The 1031 Exchange allows you to sell one or more appreciated assets such as rental or investment real estate, and defer the payment of your capital gain taxes by acquiring one or more replacement properties.
1031 Tax Deferred Exchanges allow you to keep 100% of your money (equity) working for you.
There are specific requirements to follow so your sale transaction will qualify for 1031 Tax Deferred Exchange treatment under Section 1031 of the IRS tax code.
The sale and the purchase transactions must be structured properly in order to qualify for tax-deferred treatment under a 1031 Exchange.
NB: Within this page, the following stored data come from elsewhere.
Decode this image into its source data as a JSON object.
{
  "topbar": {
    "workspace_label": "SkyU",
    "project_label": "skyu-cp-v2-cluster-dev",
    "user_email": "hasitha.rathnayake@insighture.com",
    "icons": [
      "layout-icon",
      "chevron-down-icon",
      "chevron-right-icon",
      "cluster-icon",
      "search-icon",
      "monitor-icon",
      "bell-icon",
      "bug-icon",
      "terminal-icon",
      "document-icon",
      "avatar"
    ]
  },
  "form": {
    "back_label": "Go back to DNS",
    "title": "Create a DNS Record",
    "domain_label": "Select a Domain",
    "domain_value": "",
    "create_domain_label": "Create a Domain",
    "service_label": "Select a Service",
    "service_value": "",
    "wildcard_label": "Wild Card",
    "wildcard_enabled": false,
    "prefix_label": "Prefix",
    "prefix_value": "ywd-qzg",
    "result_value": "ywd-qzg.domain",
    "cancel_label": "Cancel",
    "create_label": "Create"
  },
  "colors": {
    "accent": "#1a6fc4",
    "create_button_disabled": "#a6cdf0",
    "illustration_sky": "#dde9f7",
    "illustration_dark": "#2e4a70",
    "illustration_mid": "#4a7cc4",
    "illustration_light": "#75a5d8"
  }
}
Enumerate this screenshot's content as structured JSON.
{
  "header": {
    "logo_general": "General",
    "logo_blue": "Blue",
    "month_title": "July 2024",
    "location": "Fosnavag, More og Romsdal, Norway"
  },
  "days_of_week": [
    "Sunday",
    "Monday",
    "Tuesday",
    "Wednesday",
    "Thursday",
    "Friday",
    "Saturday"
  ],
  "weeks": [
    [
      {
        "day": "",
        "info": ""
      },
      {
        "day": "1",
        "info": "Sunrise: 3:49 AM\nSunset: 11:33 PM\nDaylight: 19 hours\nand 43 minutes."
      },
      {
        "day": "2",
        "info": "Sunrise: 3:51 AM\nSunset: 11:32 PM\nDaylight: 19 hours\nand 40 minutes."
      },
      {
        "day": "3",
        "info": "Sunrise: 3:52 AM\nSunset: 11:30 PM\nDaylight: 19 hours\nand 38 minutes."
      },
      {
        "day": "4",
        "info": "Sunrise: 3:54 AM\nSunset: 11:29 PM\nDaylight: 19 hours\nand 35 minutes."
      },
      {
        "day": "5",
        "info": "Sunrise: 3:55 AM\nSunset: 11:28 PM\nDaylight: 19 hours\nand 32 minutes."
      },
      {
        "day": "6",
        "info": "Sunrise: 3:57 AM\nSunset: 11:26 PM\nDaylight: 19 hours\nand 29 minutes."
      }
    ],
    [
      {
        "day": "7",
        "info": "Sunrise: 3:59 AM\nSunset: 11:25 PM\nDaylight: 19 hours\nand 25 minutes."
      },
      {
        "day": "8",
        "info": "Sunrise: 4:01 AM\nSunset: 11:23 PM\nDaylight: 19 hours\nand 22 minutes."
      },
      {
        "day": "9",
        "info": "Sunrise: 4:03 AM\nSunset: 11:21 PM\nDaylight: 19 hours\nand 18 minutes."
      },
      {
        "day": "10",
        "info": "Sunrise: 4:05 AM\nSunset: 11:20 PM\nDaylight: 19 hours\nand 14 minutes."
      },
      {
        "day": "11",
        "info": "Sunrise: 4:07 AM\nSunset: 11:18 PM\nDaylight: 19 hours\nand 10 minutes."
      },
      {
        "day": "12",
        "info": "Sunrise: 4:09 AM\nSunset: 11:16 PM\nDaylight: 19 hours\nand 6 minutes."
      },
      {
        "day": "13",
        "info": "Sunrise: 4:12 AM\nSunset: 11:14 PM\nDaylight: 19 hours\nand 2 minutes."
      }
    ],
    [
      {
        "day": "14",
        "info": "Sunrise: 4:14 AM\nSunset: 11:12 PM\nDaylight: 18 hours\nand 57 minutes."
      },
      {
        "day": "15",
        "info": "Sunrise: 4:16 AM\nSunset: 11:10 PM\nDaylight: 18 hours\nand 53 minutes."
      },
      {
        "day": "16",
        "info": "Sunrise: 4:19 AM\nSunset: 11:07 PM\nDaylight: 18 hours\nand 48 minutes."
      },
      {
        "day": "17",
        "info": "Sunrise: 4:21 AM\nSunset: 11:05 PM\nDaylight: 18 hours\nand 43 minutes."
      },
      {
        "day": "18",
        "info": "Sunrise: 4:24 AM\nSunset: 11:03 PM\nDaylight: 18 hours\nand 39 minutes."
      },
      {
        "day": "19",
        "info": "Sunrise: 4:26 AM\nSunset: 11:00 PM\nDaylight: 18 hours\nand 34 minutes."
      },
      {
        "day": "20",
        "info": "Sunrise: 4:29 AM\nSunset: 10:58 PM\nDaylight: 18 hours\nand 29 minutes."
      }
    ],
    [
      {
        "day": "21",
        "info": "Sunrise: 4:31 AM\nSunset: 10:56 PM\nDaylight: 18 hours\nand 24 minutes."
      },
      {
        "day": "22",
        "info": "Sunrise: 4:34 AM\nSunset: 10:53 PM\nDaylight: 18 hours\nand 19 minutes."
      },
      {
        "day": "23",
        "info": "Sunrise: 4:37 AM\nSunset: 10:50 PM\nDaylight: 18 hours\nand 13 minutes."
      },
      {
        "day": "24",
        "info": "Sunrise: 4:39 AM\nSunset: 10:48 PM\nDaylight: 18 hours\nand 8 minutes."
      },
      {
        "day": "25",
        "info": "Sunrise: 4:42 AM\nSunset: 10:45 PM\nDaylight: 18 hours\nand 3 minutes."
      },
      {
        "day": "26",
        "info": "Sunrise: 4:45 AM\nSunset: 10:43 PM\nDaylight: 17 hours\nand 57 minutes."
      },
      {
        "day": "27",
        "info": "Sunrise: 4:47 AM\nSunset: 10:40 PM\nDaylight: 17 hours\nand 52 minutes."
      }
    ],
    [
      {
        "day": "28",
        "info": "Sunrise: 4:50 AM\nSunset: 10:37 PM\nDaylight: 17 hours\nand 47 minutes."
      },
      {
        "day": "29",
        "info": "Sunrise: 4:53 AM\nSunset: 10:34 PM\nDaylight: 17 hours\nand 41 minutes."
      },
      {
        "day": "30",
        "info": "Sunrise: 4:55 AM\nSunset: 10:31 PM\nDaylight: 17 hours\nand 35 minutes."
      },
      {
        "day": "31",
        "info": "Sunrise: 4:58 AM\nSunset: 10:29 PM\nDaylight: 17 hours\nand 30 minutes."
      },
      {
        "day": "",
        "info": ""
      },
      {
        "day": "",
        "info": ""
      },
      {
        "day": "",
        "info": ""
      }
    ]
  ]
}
The Qualified Intermediary, often referred to as the 1031 Exchange Accommodator or the 1031 Exchange Facilitator, must complete the necessary legal documents to ensure that you are in compliance will all laws, regulations and rulings. Contact Us for recommendations for a local lender who can assist.
Reinvesting or Replacing Your Investment Values
You must acquire one or more replacement properties that are equal to or greater in net purchase value than the net sales value of the relinquished property you sold. You must reinvest all of your net cash proceeds from the sale of the relinquished property. And, you must replace the debt that was paid off on the sale of the relinquished property with an equal amount of debt on the like-kind replacement property.
You can always add more cash into your purchase of your like-kind replacement properties, but you can not pull any cash out of the sale of your relinquished property without incurring depreciation recapture and/or capital gain income tax liabilities.
Timelines for a 1031 Exchange
The investor (or exchanger) must follow the strict 45- / 180-day guidelines for an exchange. Once the exchanger sells his/her property (relinquished property) he/she has 45 days to identify property(s) of equal or greater value. Once identified, the exchanger has 180 days from the day he/she sold their property to acquire the property(s) identified (or 135 days from the end of the 45-day period).
Like-Kind Property in a 1031 Exchange
The investor must acquire “like-kind”property. This means that it must be other qualifying forms of real estate. For example, the exchanger could sell a duplex and purchase a commercial property, or he/she could sell a piece of land and buy an apartment building. The property just needs to be “like-kind.” You cannot sell your primary residence and buy an investment property, nor could you sell and investment property and purchase a primary home and still qualify.
You should always consult with your legal, tax and financial advisers to determine which tax deferral or tax exclusion strategy is the most suitable for your specific circumstances.